Auch unsere Probleme macht nicht der Dieb, sondern unsere Habgier, nicht der Lügner oder Untreue, sondern unsere uns eingepflanzten, vielleicht sogar falschen, Werte.
Deshalb ist jedes Verändernwollen des Außens oder auch nur Herumzetern ziemlich überflüssig. Ähnlich dem Anbrüllen des Spiegels, weil er uns ein übernächtiges oder faltiges Gesicht zeigt.
Ja!
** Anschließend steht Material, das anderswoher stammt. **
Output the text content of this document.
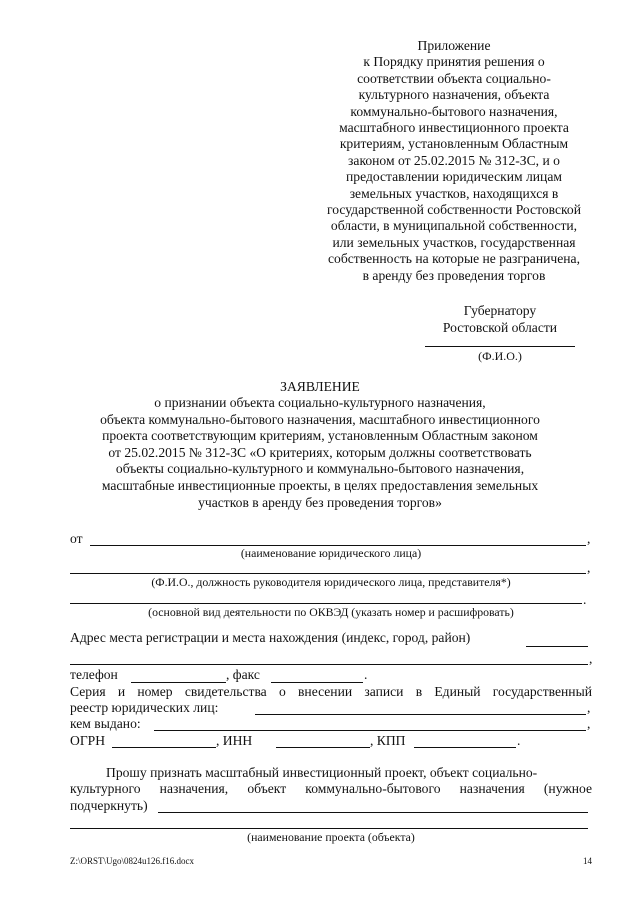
Приложение
к Порядку принятия решения о
соответствии объекта социально-
культурного назначения, объекта
коммунально-бытового назначения,
масштабного инвестиционного проекта
критериям, установленным Областным
законом от 25.02.2015 № 312-ЗС, и о
предоставлении юридическим лицам
земельных участков, находящихся в
государственной собственности Ростовской
области, в муниципальной собственности,
или земельных участков, государственная
собственность на которые не разграничена,
в аренду без проведения торгов
Губернатору
Ростовской области
(Ф.И.О.)
ЗАЯВЛЕНИЕ
о признании объекта социально-культурного назначения,
объекта коммунально-бытового назначения, масштабного инвестиционного
проекта соответствующим критериям, установленным Областным законом
от 25.02.2015 № 312-ЗС «О критериях, которым должны соответствовать
объекты социально-культурного и коммунально-бытового назначения,
масштабные инвестиционные проекты, в целях предоставления земельных
участков в аренду без проведения торгов»
от	,
(наименование юридического лица)
,
(Ф.И.О., должность руководителя юридического лица, представителя*)
.
(основной вид деятельности по ОКВЭД (указать номер и расшифровать)
Адрес места регистрации и места нахождения (индекс, город, район)
,
телефон	, факс	.
Серия и номер свидетельства о внесении записи в Единый государственный
реестр юридических лиц:	,
кем выдано:	,
ОГРН	, ИНН	, КПП	.
Прошу признать масштабный инвестиционный проект, объект социально-
культурного назначения, объект коммунально-бытового назначения (нужное
подчеркнуть)
(наименование проекта (объекта)
Z:\ORST\Ugo\0824u126.f16.docx	14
Du hast es schon ganz richtig erkannt: Uns wird das Außen nur ‚vorgespielt‘, weil wir nicht in unser Inneres gucken. Uns widerfährt nur, was in uns ist. Und es wird uns plastischer im Außen dargestellt um uns zu bewegen, um davon zu lernen.
Deshalb sollte unsere Prämísse sein: Im Inneren lernen, anstatt im Außen verändern zu wollen!